Machine in the Garden

Simon Ingram with Terrestrial Assemblages

18 December 2021 – 4 May 2022

Simon Ingram and Terrestrial Assemblages, Earth Models, 2020.

Machine in the Garden features Simon Ingram’s Automata Paintings and a series of new computer-based works by Terrestrial Assemblages, an ecological working group Ingram initiated alongside digital artist John-Paul Pochin to create sensitivity to, and awareness of, natural systems.

Both the Automata Paintings and the computer-based Tree Models share an interpretation of complexity as an emergent consequence of rule-based environments. Both series employ algorithmic self-organising systems called cellular automata, which were initially conceived of by mathematician John von Neumann as part of his research into machine self-replication and later developed by Konrad Zuse, John Conway, Christopher Langton and Stephen Wolfram.

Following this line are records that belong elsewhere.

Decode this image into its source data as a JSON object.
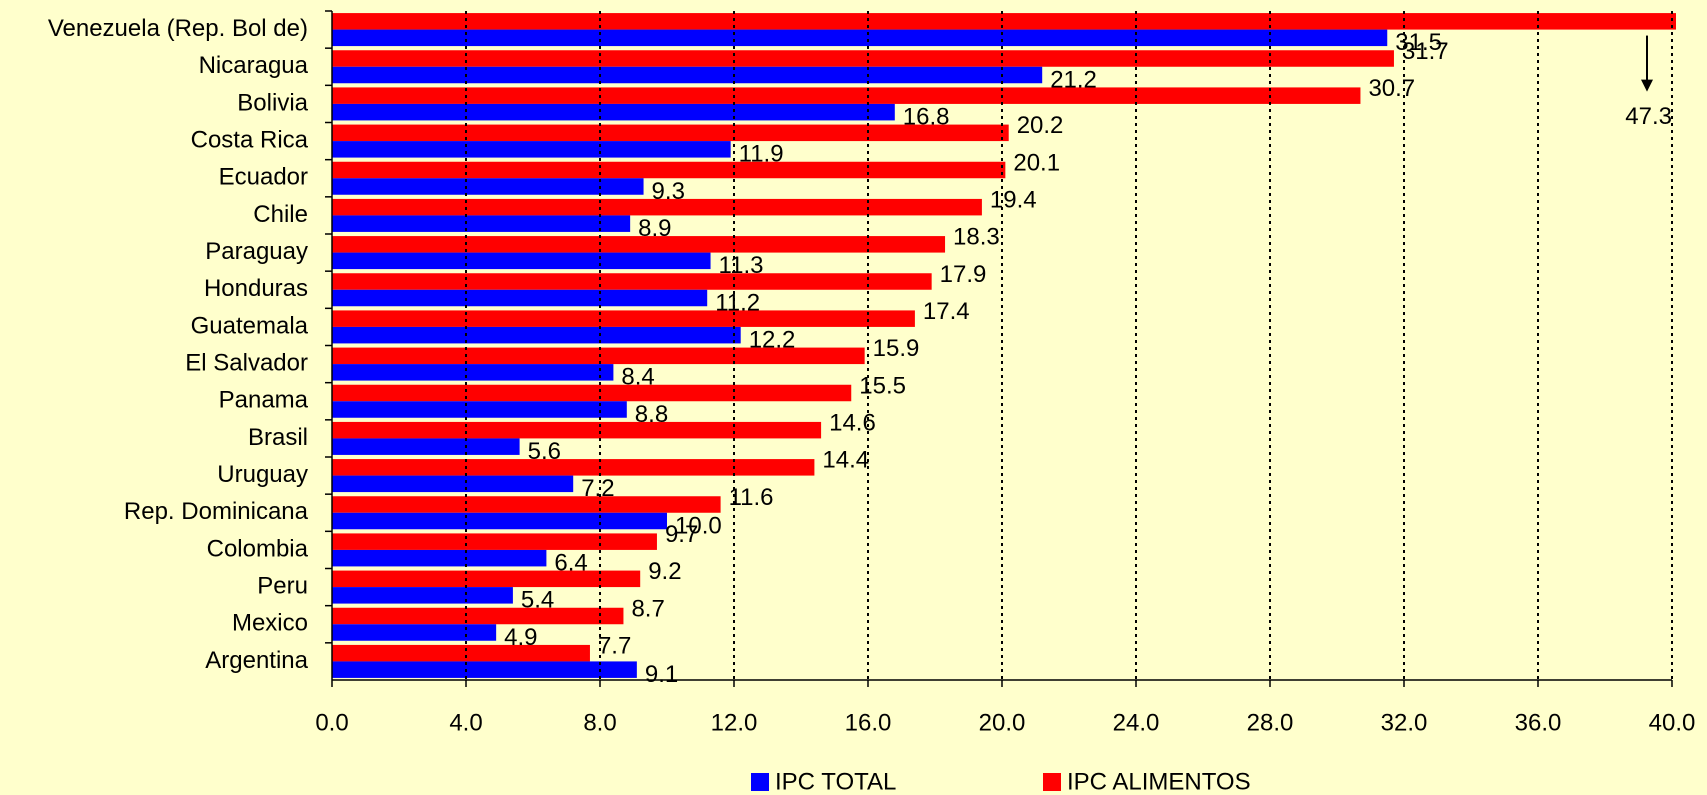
{
  "chart_data": {
    "type": "barh",
    "categories": [
      "Venezuela (Rep. Bol de)",
      "Nicaragua",
      "Bolivia",
      "Costa Rica",
      "Ecuador",
      "Chile",
      "Paraguay",
      "Honduras",
      "Guatemala",
      "El Salvador",
      "Panama",
      "Brasil",
      "Uruguay",
      "Rep. Dominicana",
      "Colombia",
      "Peru",
      "Mexico",
      "Argentina"
    ],
    "series": [
      {
        "name": "IPC TOTAL",
        "color": "#0000ff",
        "values": [
          31.5,
          21.2,
          16.8,
          11.9,
          9.3,
          8.9,
          11.3,
          11.2,
          12.2,
          8.4,
          8.8,
          5.6,
          7.2,
          10.0,
          6.4,
          5.4,
          4.9,
          9.1
        ],
        "value_labels": [
          "31.5",
          "21.2",
          "16.8",
          "11.9",
          "9.3",
          "8.9",
          "11.3",
          "11.2",
          "12.2",
          "8.4",
          "8.8",
          "5.6",
          "7.2",
          "10.0",
          "6.4",
          "5.4",
          "4.9",
          "9.1"
        ]
      },
      {
        "name": "IPC ALIMENTOS",
        "color": "#ff0000",
        "values": [
          47.3,
          31.7,
          30.7,
          20.2,
          20.1,
          19.4,
          18.3,
          17.9,
          17.4,
          15.9,
          15.5,
          14.6,
          14.4,
          11.6,
          9.7,
          9.2,
          8.7,
          7.7
        ],
        "value_labels": [
          "47.3",
          "31.7",
          "30.7",
          "20.2",
          "20.1",
          "19.4",
          "18.3",
          "17.9",
          "17.4",
          "15.9",
          "15.5",
          "14.6",
          "14.4",
          "11.6",
          "9.7",
          "9.2",
          "8.7",
          "7.7"
        ]
      }
    ],
    "xlim": [
      0,
      40
    ],
    "xticks": [
      {
        "value": 0,
        "label": "0.0"
      },
      {
        "value": 4,
        "label": "4.0"
      },
      {
        "value": 8,
        "label": "8.0"
      },
      {
        "value": 12,
        "label": "12.0"
      },
      {
        "value": 16,
        "label": "16.0"
      },
      {
        "value": 20,
        "label": "20.0"
      },
      {
        "value": 24,
        "label": "24.0"
      },
      {
        "value": 28,
        "label": "28.0"
      },
      {
        "value": 32,
        "label": "32.0"
      },
      {
        "value": 36,
        "label": "36.0"
      },
      {
        "value": 40,
        "label": "40.0"
      }
    ],
    "grid": true,
    "legend": "bottom"
  }
}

In their simplest form, cellular automata exist as grids of cells in one of two binary states, decided relative to the position and state of neighbouring cells. These initially simple relational systems produce complexity that spreads across a potentially infinite theoretical space and can be used to demonstrate the outcomes of natural systems that have no “author,” such as movement in a school of fish or the “design” of termite nests.

For example, by executing his paintings in acrylics on gridded canvases according to elementary cellular automata rules, Ingram simultaneously participates in the history and traditions of abstract art while investigating systems that aspire to representation on a foundational level. These gridded compositions attempt to reflect the basic building blocks of biological systems, as opposed to the imitation of outward appearance that painting historically enacts.

In Ingram and Terrestrial Assemblages’ work, the artist initiates a process that continues on its own, leading to outcomes that emerge spontaneously. Each time the algorithms governing the works in this exhibition are run, they will generate structures that both look and behave differently, echoing the results of growth in the natural world. In works such as these, the artist removes their will and intentions from the work by a degree, becoming less an architect or planner of the final result than a gardener, planting seeds with the potential to delight and surprise.